Mucho más fieles fueron los episodios para Thames Television protagonizados por el excelente Jeremy Brett. Y Peter Cushing o Christopher Plummer también posaron con acierto para la larga galería holmesiana. Cada uno aportó un pequeño detalle a la efigie inolvidable. Pero la más notable se debe a William Gillette, el actor americano que triunfó en el teatro con su adaptación de los casos a las tablas, aun en vida de Conan Doyle. En las ilustraciones de Paget, el detective aparece fumando en una pipa de caño recto, que es también a la que se refieren los relatos escritos.

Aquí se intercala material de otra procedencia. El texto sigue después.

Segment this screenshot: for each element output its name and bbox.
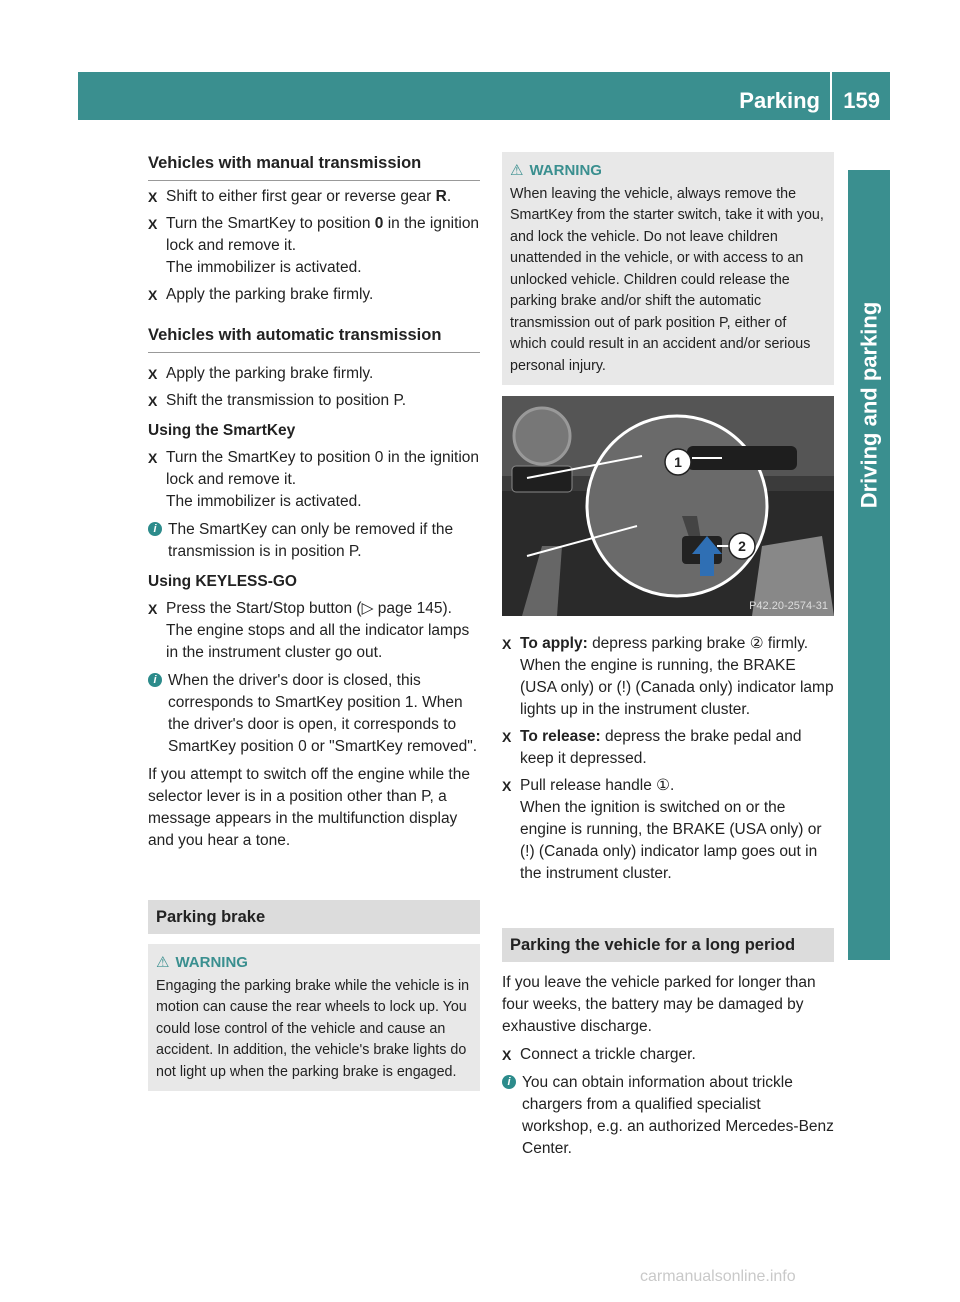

Pero en un escenario nadie puede hablar con una pipa recta en la boca, por lo que Gillette la cambió por la cachimba curva que a partir de entonces se identifica necesariamente con la indumentaria del héroe.
Las aventuras de Holmes tratan de muchos misterios, pero el mayor de los cuales lo vemos mejor cuando no está en acción, sino charlando con Watson junto al fuego en su icónica habitación de Baker Street. Es el misterio de la amistad entre dos hombres, de carácter y capacidades muy distintas, pero que se apoyan y realzan hasta formar entre ambos un nuevo avatar de la humanidad. Pero ese misterio no se lo debemos al talento de sir Arthur Conan Doyle sino al de Miguel de Cervantes.